DS is one of the strongest risk factors for acute myeloid leukemia in children, which is preceded by a transient leukemia driven by somatic mutations in the GATA1 gene. This study was funded by the Kids First and INCLUDE programs to generate whole-genome sequencing data from a long-standing and well-phenotyped collection of newborn blood samples from 436 individuals with DS from the Oxford Down Syndrome Cohort Study, to advance our understanding of biological factors associated with transient leukemia in DS.
These data will enrich the INCLUDE Data Coordinating Center as it continues to create a rich resource for future analysis and study.

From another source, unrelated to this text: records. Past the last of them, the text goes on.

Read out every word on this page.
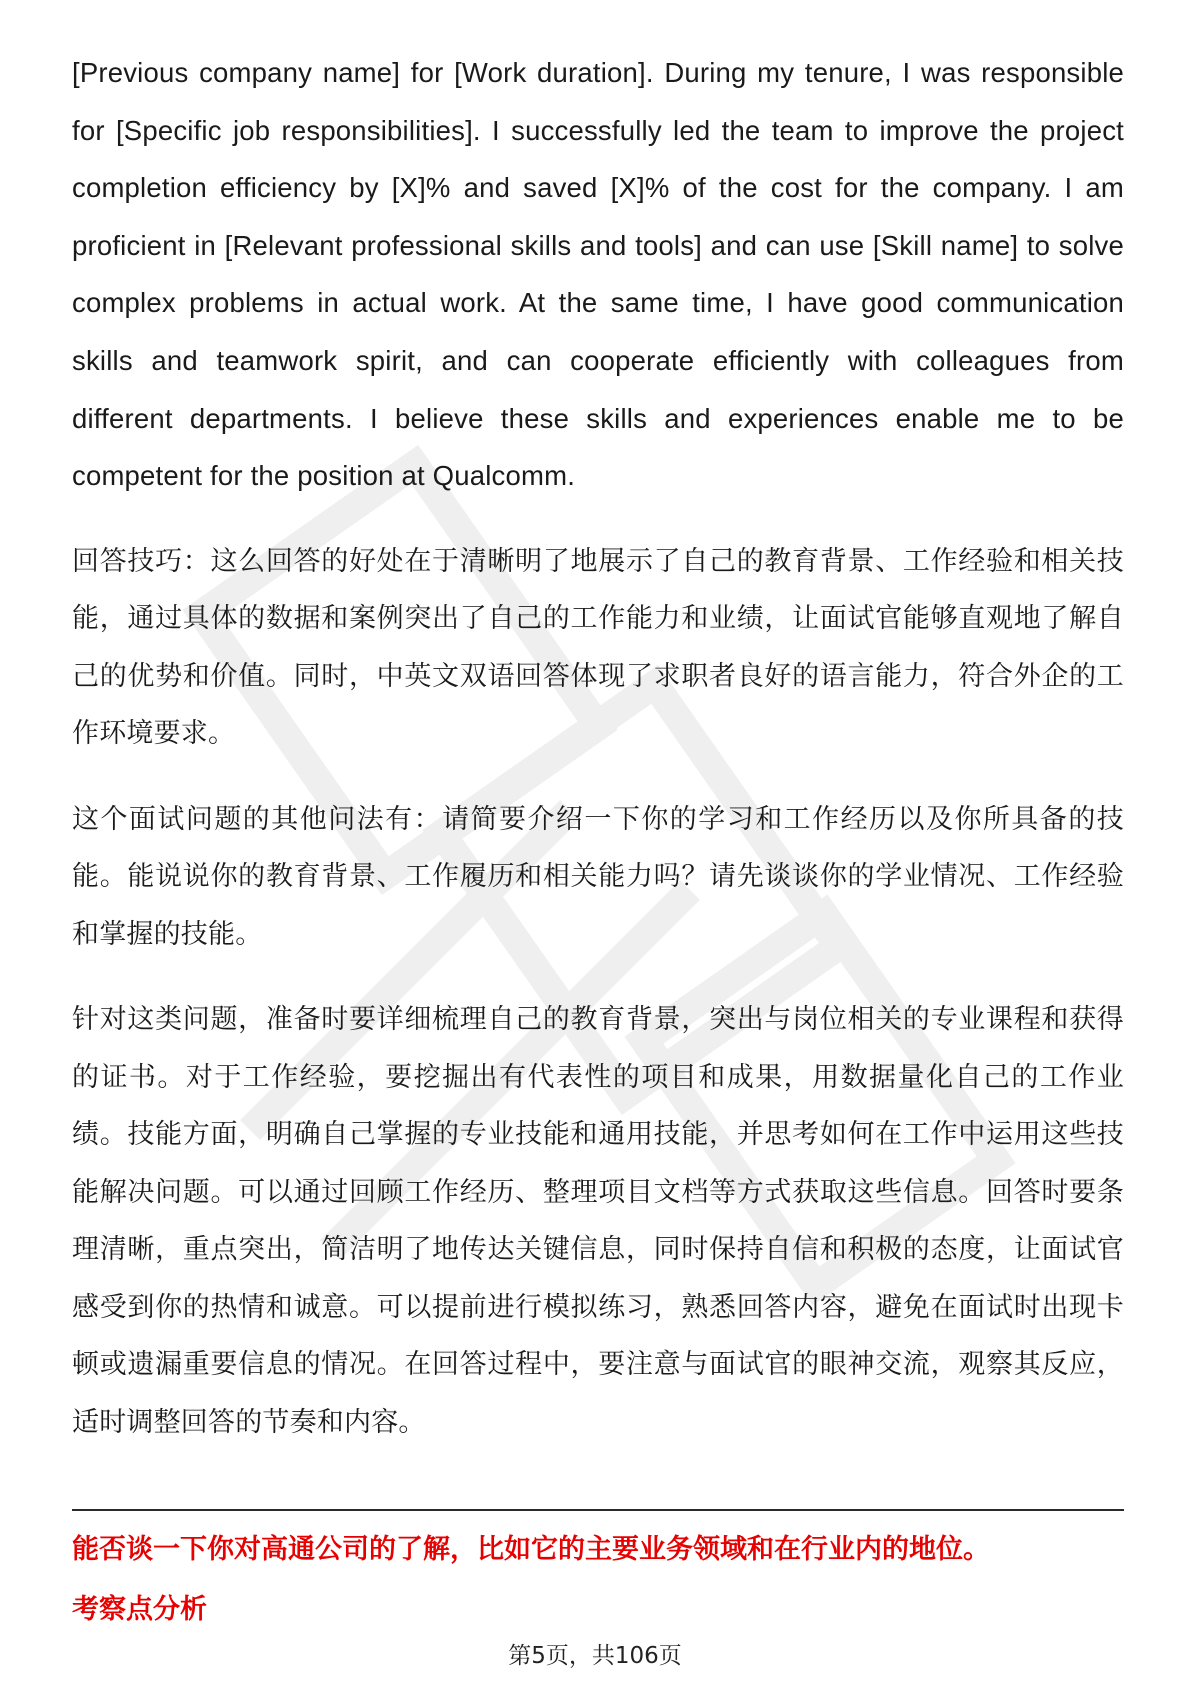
[Previous company name] for [Work duration]. During my tenure, I was responsible for [Specific job responsibilities]. I successfully led the team to improve the project completion efficiency by [X]% and saved [X]% of the cost for the company. I am proficient in [Relevant professional skills and tools] and can use [Skill name] to solve complex problems in actual work. At the same time, I have good communication skills and teamwork spirit, and can cooperate efficiently with colleagues from different departments. I believe these skills and experiences enable me to be competent for the position at Qualcomm.

回答技巧：这么回答的好处在于清晰明了地展示了自己的教育背景、工作经验和相关技能，通过具体的数据和案例突出了自己的工作能力和业绩，让面试官能够直观地了解自己的优势和价值。同时，中英文双语回答体现了求职者良好的语言能力，符合外企的工作环境要求。

这个面试问题的其他问法有：请简要介绍一下你的学习和工作经历以及你所具备的技能。能说说你的教育背景、工作履历和相关能力吗？请先谈谈你的学业情况、工作经验和掌握的技能。

针对这类问题，准备时要详细梳理自己的教育背景，突出与岗位相关的专业课程和获得的证书。对于工作经验，要挖掘出有代表性的项目和成果，用数据量化自己的工作业绩。技能方面，明确自己掌握的专业技能和通用技能，并思考如何在工作中运用这些技能解决问题。可以通过回顾工作经历、整理项目文档等方式获取这些信息。回答时要条理清晰，重点突出，简洁明了地传达关键信息，同时保持自信和积极的态度，让面试官感受到你的热情和诚意。可以提前进行模拟练习，熟悉回答内容，避免在面试时出现卡顿或遗漏重要信息的情况。在回答过程中，要注意与面试官的眼神交流，观察其反应，适时调整回答的节奏和内容。

能否谈一下你对高通公司的了解，比如它的主要业务领域和在行业内的地位。
考察点分析
第5页，共106页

All data generated through this study will be made accessible within dbGaP and the Kids First Data Resource Portal.
Principal Investigators
de Smith, Adam Roberts, Irene
About
The Gabriella Miller Kids First Pediatric Research Program (Kids First) is a trans-NIH effort initiated in response to the 2014 Gabriella Miller Kids First Research Act and supported by the NIH Common Fund. This program focuses on gene discovery in pediatric cancers and structural birth defects and the development of the Gabriella Miller Kids First Pediatric Data Resource (Kids First Data Resource).
This project is a collaboration with the trans-NIH INvestigation of Co-occurring conditions across the Lifespan to Understand Down syndromE (INCLUDE) Project, which seeks to improve health and quality-of-life for individuals with Down syndrome.
Down syndrome (DS) is associated with a remarkably high risk of childhood acute myeloid leukemia (AML), with an approximately 500-fold increased risk of the rare subtype acute megakaryoblastic leukemia. Though largely treatable, a proportion of myeloid leukemia in DS (ML-DS) patients relapse with dismal survival. ML-DS is preceded by a preleukemia, transient abnormal myelopoiesis (TAM), which presents clinically at birth and is driven by somatic truncating mutations in the erythro-megakaryocytic transcription factor gene GATA1. Up to 25-30% of DS newborns harbor clonal or subclonal GATA1 mutations (i.e., transient leukemia), of which up to 15% will acquire additional somatic mutations and progress to ML-DS. We predict that germline variation modifies the risk of developing somatic truncating GATA1 mutations (transient leukemia), the first step towards ML-DS, however this has yet to be examined.
To address this, in this joint Kids First/INCLUDE project, whole-genome sequencing (WGS) has been performed for 436 newborns with DS from the Oxford Down Syndrome Cohort Study (ODSCS), which will enable the first genetic association study of GATA1 mutations in DS. Targeted sequencing of GATA1 has already been performed in the 436 DS newborns in the ODSCS, with 106 (24%) confirmed to harbor a somatic truncating GATA1 mutation. The main objective of this study is to assess genetic variation associated with GATA1 mutations in DS. Discovering genetic risk factors for GATA1 mutations in DS may reveal targets for new targeted therapies for TAM, and also inform the etiology of ML-DS as well as AML in the non-DS population.
Finally, the ODSCS includes rich phenotypic data for the 436 DS newborns, including clinical diagnosis of TAM and other hematologic complications, complete blood counts, maternal pregnancy complications, and information on congenital heart disease and other birth defects. WGS data in DS newborns from the ODSCS will providea rich resource for the DS research community.